Am Horizont der Traum von Olympia
Weil nicht nur der Wettkampfkalender massiv von der Corona-Pandemie beeinflusst war, musste sich Lukas Groß auch im Trainingsbereich etwas einfallen lassen. Einen Olympiateilnehmer hat er zwar nicht zu Hause, dafür aber mit Vater Markus einen herausragenden Karateka. „Ich habe noch andere, aber mein Vater ist mein Haupttrainer", erklärt Lukas und berichtet: „Normalerweise trainieren wir in einer Gruppe von acht, neun Sportlern. Das war aufgrund der Corona-Regeln leider nicht möglich, und deshalb habe ich über weite Strecken mit ihm allein trainiert." Der guten Beziehung der beiden tut die intensive Zusammenarbeit im sportlichen Bereich keinen Abbruch.
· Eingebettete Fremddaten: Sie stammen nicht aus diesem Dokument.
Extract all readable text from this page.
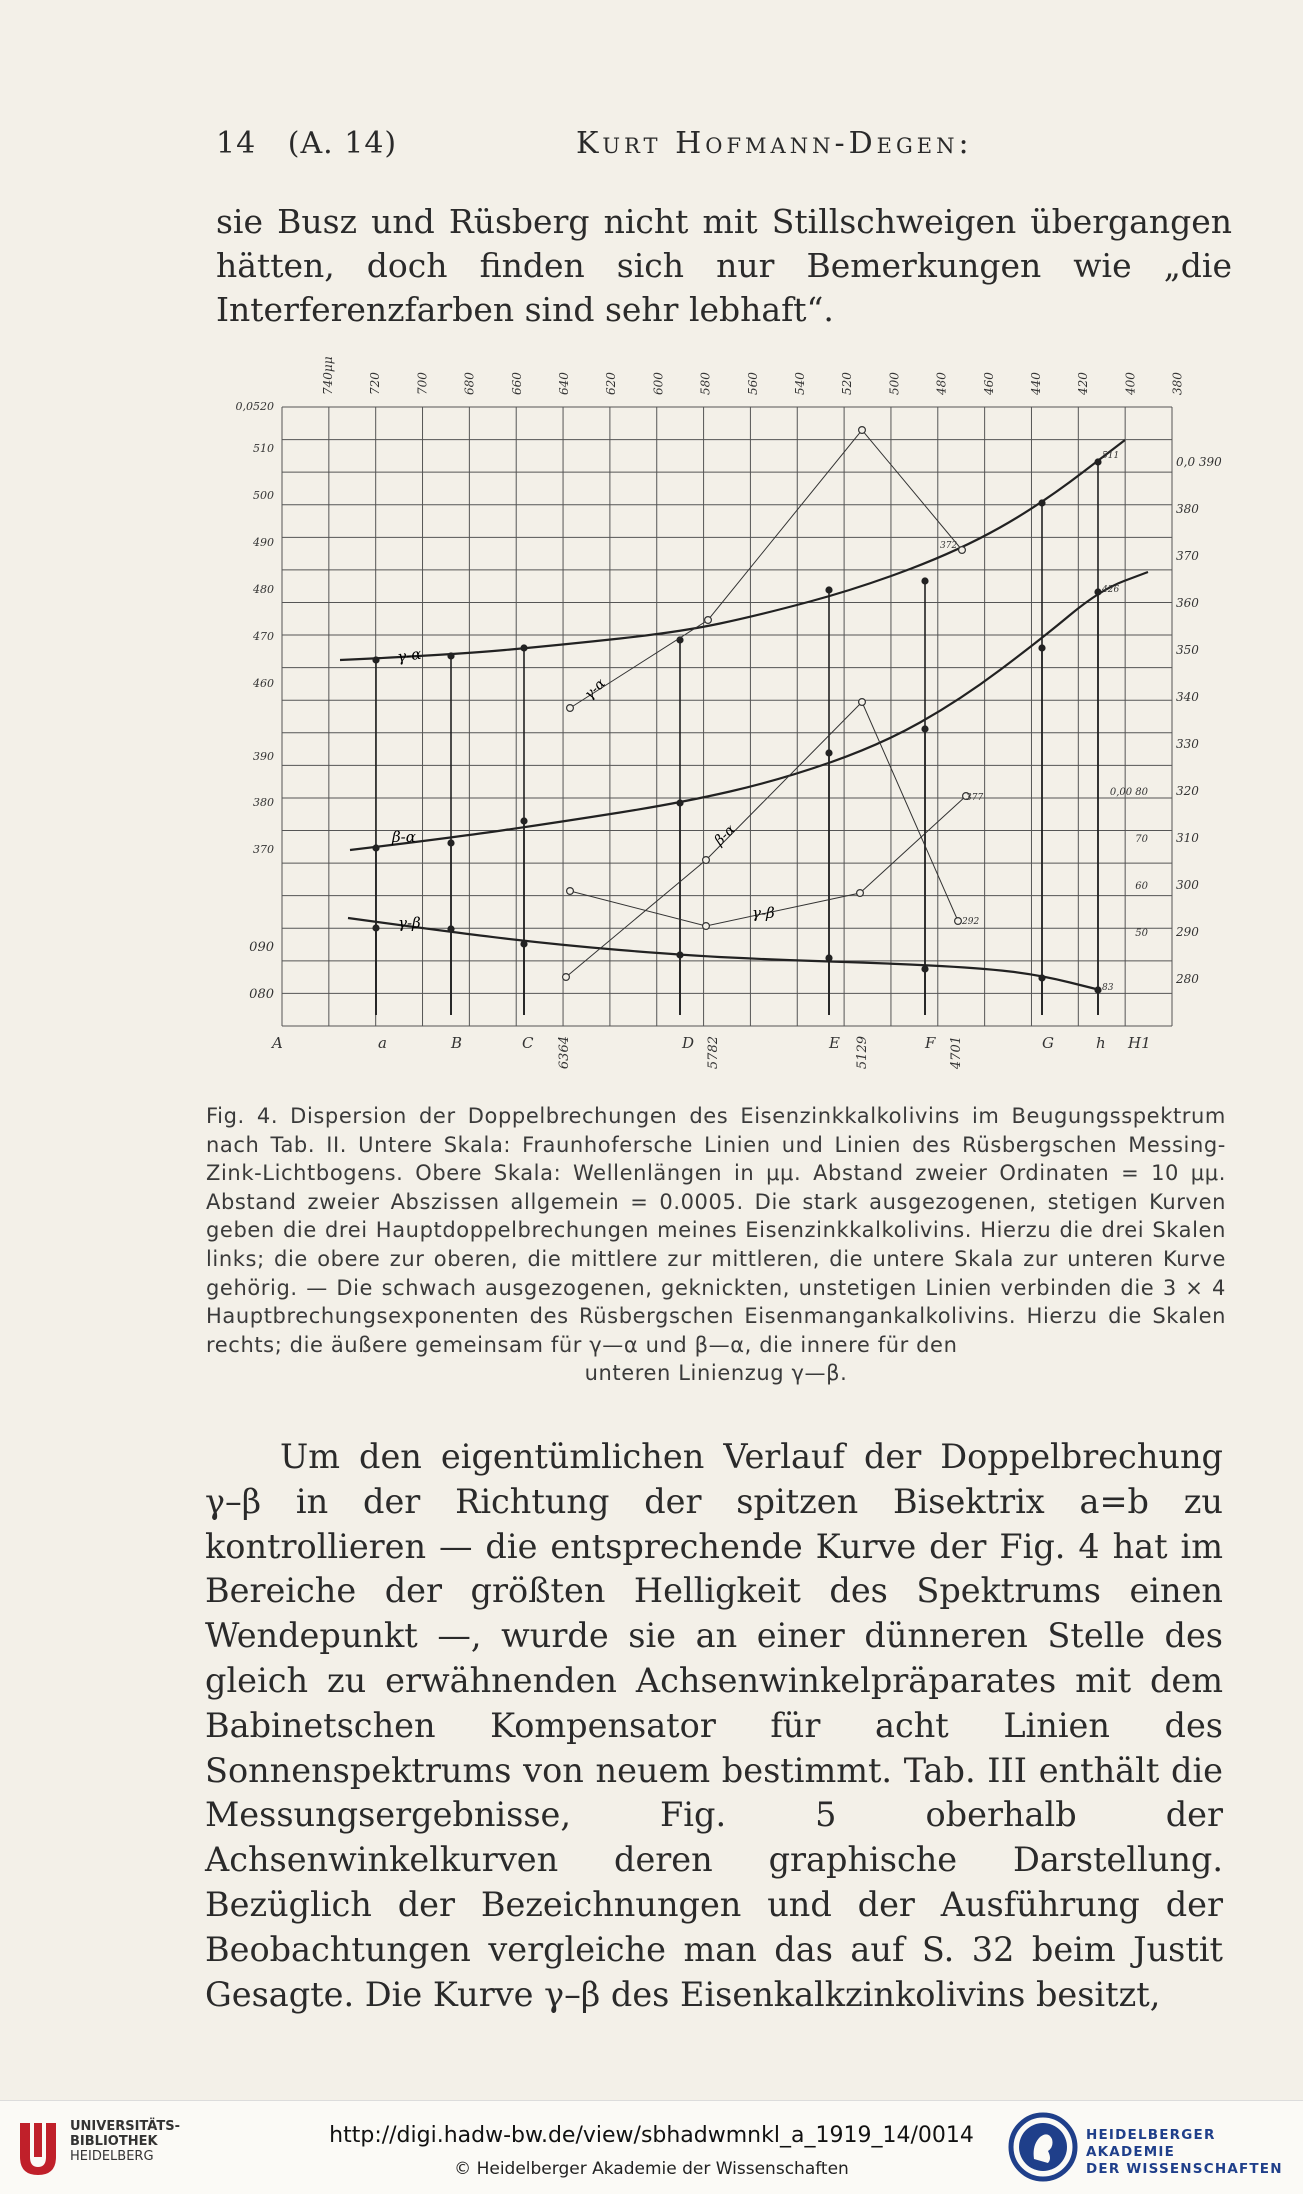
14 (A. 14)	Kurt Hofmann-Degen:

sie Busz und Rüsberg nicht mit Stillschweigen übergangen hätten, doch finden sich nur Bemerkungen wie „die Interferenzfarben sind sehr lebhaft“.

740μμ	720	700	680	660	640	620	600	580	560	540	520	500	480	460	440	420	400	380
A	a	B	C 6364	D 5782	E 5129	F 4701	G	h H1
0,0520
510
500
490
480
470
460
390
380
370
090
080
0,0 390
380
370
360
350
340
330
320
310
300
290
280
0,00 80
70
60
50
511
372
426
377
292
83
γ-α
β-α
γ-β
γ-α
β-α
γ-β

Fig. 4. Dispersion der Doppelbrechungen des Eisenzinkkalkolivins im Beugungsspektrum nach Tab. II. Untere Skala: Fraunhofersche Linien und Linien des Rüsbergschen Messing-Zink-Lichtbogens. Obere Skala: Wellenlängen in μμ. Abstand zweier Ordinaten = 10 μμ. Abstand zweier Abszissen allgemein = 0.0005. Die stark ausgezogenen, stetigen Kurven geben die drei Hauptdoppelbrechungen meines Eisenzinkkalkolivins. Hierzu die drei Skalen links; die obere zur oberen, die mittlere zur mittleren, die untere Skala zur unteren Kurve gehörig. — Die schwach ausgezogenen, geknickten, unstetigen Linien verbinden die 3 × 4 Hauptbrechungsexponenten des Rüsbergschen Eisenmangankalkolivins. Hierzu die Skalen rechts; die äußere gemeinsam für γ—α und β—α, die innere für den

unteren Linienzug γ—β.

Um den eigentümlichen Verlauf der Doppelbrechung γ–β in der Richtung der spitzen Bisektrix a=b zu kontrollieren — die entsprechende Kurve der Fig. 4 hat im Bereiche der größten Helligkeit des Spektrums einen Wendepunkt —, wurde sie an einer dünneren Stelle des gleich zu erwähnenden Achsenwinkelpräparates mit dem Babinetschen Kompensator für acht Linien des Sonnenspektrums von neuem bestimmt. Tab. III enthält die Messungsergebnisse, Fig. 5 oberhalb der Achsenwinkelkurven deren graphische Darstellung. Bezüglich der Bezeichnungen und der Ausführung der Beobachtungen vergleiche man das auf S. 32 beim Justit Gesagte. Die Kurve γ–β des Eisenkalkzinkolivins besitzt,

UNIVERSITÄTS-
BIBLIOTHEK
HEIDELBERG
http://digi.hadw-bw.de/view/sbhadwmnkl_a_1919_14/0014
© Heidelberger Akademie der Wissenschaften
HEIDELBERGER AKADEMIE
DER WISSENSCHAFTEN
Aber: „Das Vereinsgefühl, auch vor und nach dem Training mit vielen Leuten zusammenzukommen, hat mir schon sehr gefehlt. Auch bei den Turnieren, die ja größtenteils ausgefallen sind", gibt Lukas Groß zu. Normalerweise ist die Trainingsgruppe in der ganzen Welt unterwegs, um sich mit Gleichaltrigen zu messen. Fallen diese für Leistungssportler so wichtigen Wettkämpfe und Vergleiche aus, sinkt zwangsläufig die Motivation im Training. Wie gut, dass Groß sich in dieser Zeit auf die Vorbereitung der Abi-Prüfungen am Max-Planck-Gymnasium in Saarlouis im Frühjahr 2021 konzentrieren konnte. Ab Oktober wird er Wirtschaft und Recht an der Universität des Saarlandes in Saarbrücken studieren – also in direkter Nachbarschaft einer seiner Trainingsstätten, der Hermann-Neuberger-Sportschule.
In der Regel handelt es sich dabei um Einzelturniere, bei denen er für seinen Verein Shotokan Saarwellingen, das Saarland oder für Deutschland an den Start geht. „Es ist zwar ein Individualsport, aber gerade in der Nationalmannschaft haben wir aber auch einen guten Teamgeist", findet Groß. „Wir trainieren gemeinsam und durch die unterschiedlichen Gewichtsklassen gibt es untereinander keine Konkurrenz. Wir sind ein ziemlich gutes Team." Das stellte die U21-Nationalmannschaft zuletzt beim Ländervergleich mit Österreich unter Beweis. Bei seinem ersten Auftritt im U21-Bundeskader setzte sich Groß dabei im Universitäts- und Landessportzentrum Salzburg gegen die österreichische Nummer eins Dominik Hinterbuchner souverän mit 7:3 durch. Zum Gefallen von Bundestrainer Thomas Nitschmann, der sicher die gleichen Ziele verfolgt wie sein junger Schützling Lukas Groß: zunächst bei der EM in Finnland und dann im September bei den Deutschen Meisterschaften bestmöglich abzuschneiden. Irgendwann, sagt Lukas Groß, will er „Europa- oder sogar Weltmeister" werden. Vielleicht klappt es ja auch noch mit einer Teilnahme an den Olympischen Spielen.